I don't know your back story, but certain elements of your post reflect similarities to my situation here, also four years out from DDay and headed into divorce.
Again, I'm sure I'm probably missing a lot of facts, but perhaps some of my story may pertain. Truly hope not but here goes.
I'm the BH in our marriage, my stbxx and I's situation is much the same as to what you've described. She wants more intimacy, affection,etc., but most days I look around at our life together and cringe.
In my situation (this part probably not same for you guys) I've asked numerous times for her to get herself into counseling, and she refuses. It was one of the few absolutes that I set forth for R. So (regardless of what it is, counseling or drinking or whatever particular)in essence this is an example of my feelings being invalidated. My other conditions were for her to begin to shoulder an equal share of raising three kids and running a household (I'm always been the cook, launderer, bathroom scrubber, cleaner, handyman, gardener, busboy, dish washer, and breadwinner, etc.) She never met any of these needs, especially during R.
On my side of wrong, she was raised by an alcoholic father who until a couple years ago would drink himself stumbling drunk daily. For her, an absolute was that I never drink. In response, as an unhealthy passive aggressive FU (and definite gut buster) for her not meeting my biggest requirement for R, I made a point to drinking between 4-6 light beers most nights. Rarely ever got a buzz, but you may be able to see how this could become a problem. I stopped doing it two weeks ago because I just don't like what the whole passive aggressive crap represents about myself, and with the impending divorce I want a clear head and to set the correct example for my kids of not drinking, especially when spending limited amounts of time with the kids going forward (split time).
Most days I come home excited to see my stbxw and kids until I walk through the door and it hits me every single day how my needs / feelings / requirements for R haven't been met, and whatever good feelings quickly become replaced with negativity. There are days when I get angry, but I avoid any conversations of "us" or feelings as I don't have anything new to add to the subject from what I've said a hundred times already.

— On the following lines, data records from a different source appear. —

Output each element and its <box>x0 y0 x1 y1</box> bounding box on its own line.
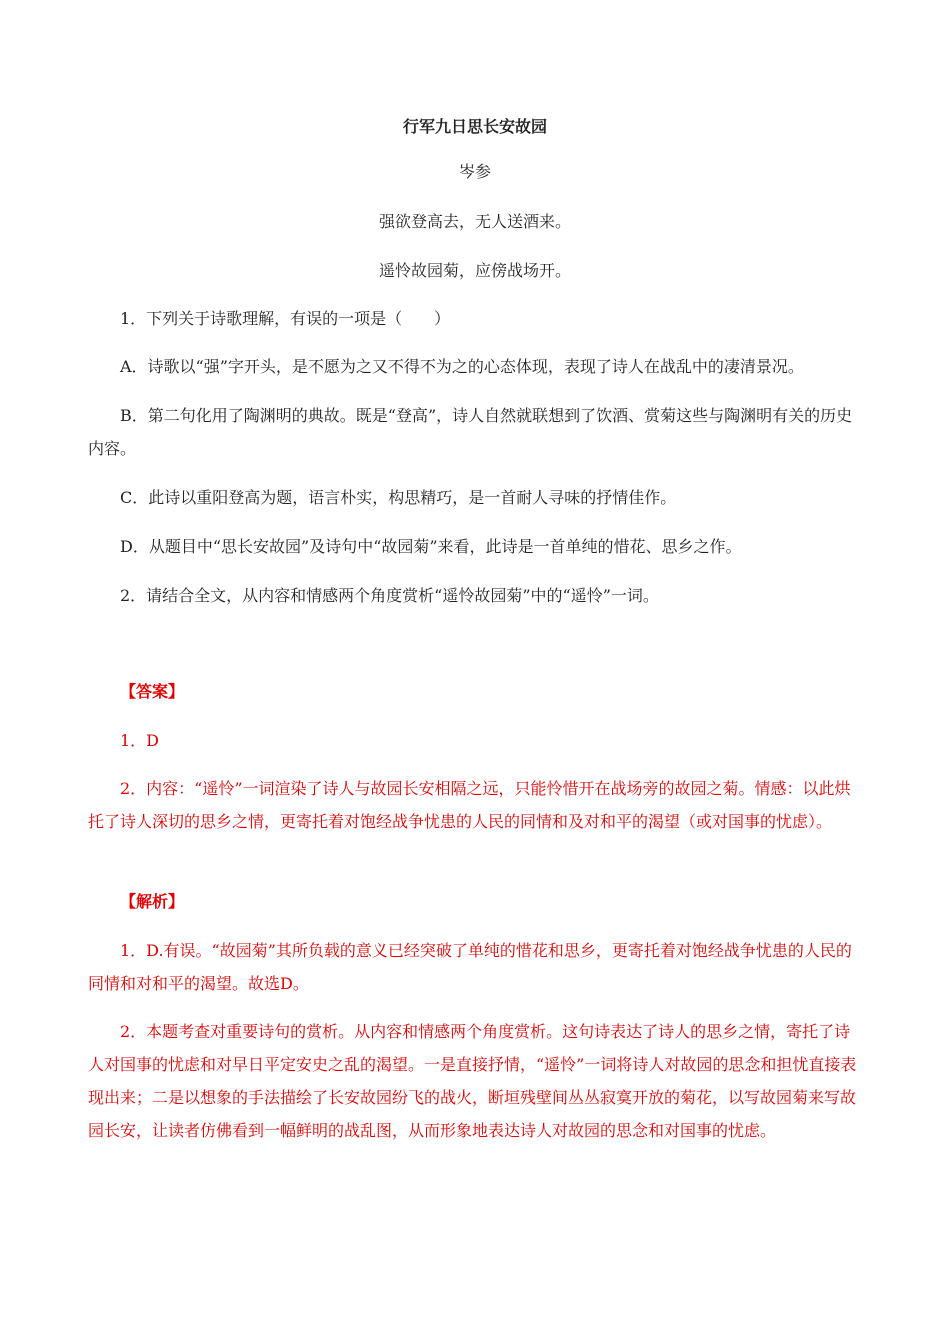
option-d: D．从题目中“思长安故园”及诗句中“故园菊”来看，此诗是一首单纯的惜花、思乡之作。 <box>120 537 742 556</box>
answer-heading: 【答案】 <box>120 682 185 701</box>
analysis-1: 1．D.有误。“故园菊”其所负载的意义已经突破了单纯的惜花和思乡，更寄托着对饱经战争忧患的人民的同情和对和平的渴望。故选D。 <box>88 941 852 993</box>
option-b: B．第二句化用了陶渊明的典故。既是“登高”，诗人自然就联想到了饮酒、赏菊这些与陶渊明有关的历史内容。 <box>88 406 853 458</box>
poem-line-2: 遥怜故园菊，应傍战场开。 <box>378 261 571 280</box>
question-2: 2．请结合全文，从内容和情感两个角度赏析“遥怜故园菊”中的“遥怜”一词。 <box>120 586 659 605</box>
poem-line-1: 强欲登高去，无人送酒来。 <box>378 212 571 231</box>
question-1: 1．下列关于诗歌理解，有误的一项是（ ） <box>120 309 451 328</box>
analysis-2: 2．本题考查对重要诗句的赏析。从内容和情感两个角度赏析。这句诗表达了诗人的思乡之情，寄托了诗人对国事的忧虑和对早日平定安史之乱的渴望。一是直接抒情，“遥怜”一词将诗人对故园的思念和担忧直接表现出来；二是以想象的手法描绘了长安故园纷飞的战火，断垣残壁间丛丛寂寞开放的菊花，以写故园菊来写故园长安，让读者仿佛看到一幅鲜明的战乱图，从而形象地表达诗人对故园的思念和对国事的忧虑。 <box>88 1022 857 1140</box>
poem-title: 行军九日思长安故园 <box>402 117 547 136</box>
answer-2: 2．内容：“遥怜”一词渲染了诗人与故园长安相隔之远，只能怜惜开在战场旁的故园之菊。情感：以此烘托了诗人深切的思乡之情，更寄托着对饱经战争忧患的人民的同情和及对和平的渴望（或对国事的忧虑）。 <box>88 779 851 831</box>
option-c: C．此诗以重阳登高为题，语言朴实，构思精巧，是一首耐人寻味的抒情佳作。 <box>120 488 677 507</box>
analysis-heading: 【解析】 <box>120 892 185 911</box>
answer-1: 1．D <box>120 731 160 750</box>
option-a: A．诗歌以“强”字开头，是不愿为之又不得不为之的心态体现，表现了诗人在战乱中的凄清景况。 <box>120 357 804 376</box>
poem-author: 岑参 <box>458 162 491 181</box>
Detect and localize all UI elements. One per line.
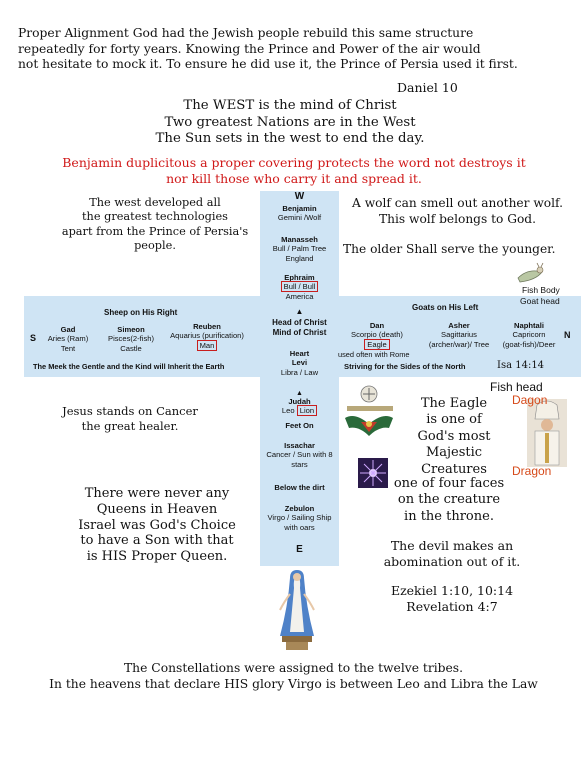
virgin-mary-statue-image [270, 566, 324, 652]
west-tech-note [50, 196, 260, 254]
heart-label: Heart [289, 349, 310, 358]
gad-sign: Aries (Ram) [47, 334, 89, 344]
issachar-stars: stars [291, 459, 308, 469]
manasseh-label: Manasseh [281, 234, 318, 244]
note-line: apart from the Prince of Persia's [61, 224, 249, 238]
note-line: The Eagle [420, 396, 488, 411]
note-line: Ezekiel 1:10, 10:14 [390, 583, 514, 598]
daniel-reference: Daniel 10 [397, 80, 458, 95]
footer-text [0, 660, 587, 692]
devil-note [362, 538, 542, 569]
benjamin-sign: Gemini /Wolf [277, 213, 322, 223]
note-line: the greatest technologies [82, 210, 228, 224]
reuben-man-box: Man [197, 340, 218, 351]
arrow-up-icon: ▲ [295, 307, 304, 317]
note-line: A wolf can smell out another wolf. [352, 196, 563, 210]
zebulon-block [258, 504, 341, 532]
note-line: Majestic [425, 445, 483, 461]
red-line: Benjamin duplicitous a proper covering protects the word not destroys it [62, 155, 526, 170]
reuben-sign: Aquarius (purification) [170, 331, 244, 341]
below-dirt: Below the dirt [274, 483, 325, 492]
striving-line: Striving for the Sides of the North [344, 362, 466, 371]
simeon-symbol: Castle [120, 343, 142, 353]
feet-on: Feet On [285, 421, 314, 430]
goat-head-label: Goat head [520, 296, 560, 306]
cross-vertical-text [258, 191, 341, 317]
mind-line: Mind of Christ [272, 328, 327, 337]
west-line: The WEST is the mind of Christ [183, 98, 397, 113]
note-line: the great healer. [81, 418, 179, 433]
dagon-label: Dagon [512, 393, 548, 407]
manasseh-sign: Bull / Palm Tree [272, 244, 327, 254]
gad-symbol: Tent [60, 343, 76, 353]
note-line: in the throne. [404, 508, 494, 524]
head-line: Head of Christ [272, 318, 327, 327]
intro-paragraph [18, 26, 518, 73]
gad-label: Gad [60, 325, 76, 334]
levi-label: Levi [291, 358, 308, 368]
judah-sign: Leo [281, 406, 295, 416]
note-line: Israel was God's Choice [78, 517, 236, 533]
jesus-cancer-note [40, 404, 220, 433]
benjamin-label: Benjamin [282, 204, 317, 213]
note-line: Revelation 4:7 [406, 598, 498, 614]
south-letter: S [30, 333, 37, 343]
judah-block [258, 390, 341, 416]
note-line: The west developed all [89, 196, 221, 209]
asher-label: Asher [448, 321, 470, 330]
note-line: on the creature [397, 492, 501, 508]
queens-note [62, 486, 252, 565]
ephraim-nation: America [285, 291, 314, 301]
judah-label: Judah [288, 397, 311, 406]
zebulon-sign: Virgo / Sailing Ship [267, 513, 332, 523]
north-letter: N [564, 330, 571, 340]
fish-head-label: Fish head [490, 380, 543, 394]
note-line: Creatures [421, 461, 487, 477]
note-line: abomination out of it. [383, 553, 521, 569]
heart-levi [258, 349, 341, 377]
note-line: There were never any [84, 486, 230, 501]
issachar-label: Issachar [284, 441, 315, 450]
footer-line: In the heavens that declare HIS glory Virgo is between Leo and Libra the Law [49, 677, 538, 691]
intro-line: repeatedly for forty years. Knowing the Prince and Power of the air would [18, 41, 481, 56]
dan-eagle-box: Eagle [364, 339, 389, 350]
naphtali-label: Naphtali [514, 321, 544, 330]
simeon-block [100, 325, 162, 353]
west-line: Two greatest Nations are in the West [164, 114, 416, 130]
meek-line: The Meek the Gentle and the Kind will Inherit the Earth [33, 362, 225, 371]
footer-line: The Constellations were assigned to the twelve tribes. [123, 661, 464, 675]
gad-block [36, 325, 100, 353]
dan-sign: Scorpio (death) [351, 330, 403, 340]
isa-reference: Isa 14:14 [497, 360, 545, 371]
eagle-emblem-image [341, 384, 398, 454]
manasseh-nation: England [285, 253, 314, 263]
note-line: is one of [426, 412, 482, 428]
asher-sign: Sagittarius [441, 330, 477, 340]
older-younger-note: The older Shall serve the younger. [343, 242, 556, 256]
dragon-label: Dragon [512, 464, 552, 478]
dagon-image [527, 399, 567, 467]
note-line: The devil makes an [390, 538, 514, 553]
ephraim-label: Ephraim [284, 273, 315, 283]
west-letter: W [294, 191, 305, 202]
benjamin-statement [20, 155, 568, 187]
zebulon-label: Zebulon [284, 504, 315, 513]
fish-body-label: Fish Body [522, 285, 560, 295]
four-faces-note [384, 476, 514, 525]
zebulon-oars: with oars [284, 522, 315, 532]
note-line: Jesus stands on Cancer [62, 404, 198, 418]
head-of-christ [258, 318, 341, 338]
levi-sign: Libra / Law [280, 367, 319, 377]
intro-line: Proper Alignment God had the Jewish people rebuild this same structure [18, 26, 474, 40]
west-line: The Sun sets in the west to end the day. [155, 131, 425, 146]
naphtali-block [498, 321, 560, 349]
east-letter: E [296, 544, 303, 555]
issachar-sign: Cancer / Sun with 8 [266, 450, 333, 460]
note-line: people. [134, 239, 176, 253]
arrow-up-icon: ▲ [296, 390, 303, 397]
naphtali-sign: Capricorn [512, 330, 546, 340]
red-line: nor kill those who carry it and spread it. [166, 171, 422, 186]
eagle-note [404, 396, 504, 478]
goats-label: Goats on His Left [412, 303, 479, 312]
west-statement [80, 98, 500, 148]
note-line: This wolf belongs to God. [379, 211, 536, 226]
ephraim-box: Bull / Bull [281, 281, 319, 292]
note-line: God's most [417, 428, 491, 444]
issachar-block [258, 441, 341, 469]
dan-block [340, 321, 414, 349]
note-line: to have a Son with that [80, 533, 234, 549]
simeon-sign: Pisces(2-fish) [108, 334, 154, 344]
judah-lion-box: Lion [297, 405, 317, 416]
wolf-note [340, 196, 575, 227]
note-line: one of four faces [393, 476, 505, 491]
reuben-block [160, 322, 254, 350]
asher-block [420, 321, 498, 349]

Again, each and every couple going through this may have some different perspectives / details / triggers. The bottom line in the demise of my marriage may have begun with her cheating, but in the end for me it was the utter lack of respect for my expressed needs / feelings and completely invalidated existence within the marriage other than to continue to be a doormat.
Back to your situation: have you met all conditions of R? Have any of his expressed needs been overlooked or dismissed? Sorry for the long post. Again, I'm not sure if any of this even applies (without knowing the back story), just throwing it out there.